The photography business had turned out a desperate failure—there was no denying it.

The only people who came at all were the peasants who came into town on Sundays. Of these, quite a good number patronised the studio, but, unfortunately, they did not always come for the photos they had ordered. They were not impressed by his skill when they found the studio situate in a woodshed at the back of Andreasen’s, with the camera perched on a cement barrel instead of a tripod.

The fine folk of the place, in accordance with an established tradition, always went over to the neighbouring town for their photographs. It didn’t seem to count, somehow, unless they did.

They were just as superficial in their judgment as the peasants, and paid more heed to a smart shop than to the artistic execution of the pictures.

Here Egholm laughed to himself. The photographs he turned out could hardly be included under the heading of art at all, and he knew it. But was there anything surprising in that? In the first place, how could anyone help becoming dulled by so much adversity, and in the second—oh, well, in the second place, why the devil should he put himself out for all and sundry, when it was only a question of time before he threw aside his mask and revealed himself as a world-renowned inventor?

Smilingly he set to rocking his plates in their bath, and as the work went on, he bored out, in his mind, the steam channels of his turbine, and decided on the cogwheel transference.

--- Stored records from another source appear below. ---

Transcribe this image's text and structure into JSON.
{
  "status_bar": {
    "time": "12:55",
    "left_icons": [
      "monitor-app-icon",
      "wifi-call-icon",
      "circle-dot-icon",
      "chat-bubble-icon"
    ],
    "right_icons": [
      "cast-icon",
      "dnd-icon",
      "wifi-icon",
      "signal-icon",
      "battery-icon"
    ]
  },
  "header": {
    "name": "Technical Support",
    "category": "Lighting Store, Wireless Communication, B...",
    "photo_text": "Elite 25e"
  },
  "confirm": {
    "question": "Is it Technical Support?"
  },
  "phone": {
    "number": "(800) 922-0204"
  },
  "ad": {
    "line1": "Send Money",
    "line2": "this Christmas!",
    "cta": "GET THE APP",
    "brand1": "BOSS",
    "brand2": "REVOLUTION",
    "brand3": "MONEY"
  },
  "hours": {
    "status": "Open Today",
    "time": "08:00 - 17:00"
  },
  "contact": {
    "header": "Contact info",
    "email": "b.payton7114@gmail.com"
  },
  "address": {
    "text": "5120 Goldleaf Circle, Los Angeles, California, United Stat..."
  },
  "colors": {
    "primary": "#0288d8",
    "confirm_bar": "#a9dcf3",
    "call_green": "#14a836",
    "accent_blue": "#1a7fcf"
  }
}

He held a negative up to the light, and recognised three of his customers grouped about the little round table. Yes, it was those three that had taken such particular care to have the labels on their beer bottles facing neatly front, towards the observer.

Ho, ho! And that was the sort one had to bow and scrape to!

Unfortunately, this business of the turbine was not a matter to be settled in a moment. Rothe, the ironfounder, had promised to make him the larger parts, and Krogh, the smith, who had at first answered gruffly and bent farther over his intricate lock work, had been completely won over as an adherent. The next thing was to procure a boat into which the turbine could be built.

Now, where on earth could he get a boat for no money at all? Well, never mind; imagine the boat was there. Then the upright boiler would have to be set in there, a trifle aft of midships, so that the man at the helm could stoke as well. As for the screw, that would require special treatment in these waters, where there was so much weed about. He would have to go into that.

Egholm’s mind was so keen that he saw every detail. Difficulties were disposed of as fast as they appeared.

Not till the last of the plates glided into the fixing solution did he come to himself, and then to find his heart pumping like the steam-turbine at full speed. It was always like that when he had been long at work in the dark-room. He threw open the door and went out, but the light and the fresh air turned him dizzy and blind for the moment; he staggered to a bench, and had to sit there some time before he recovered.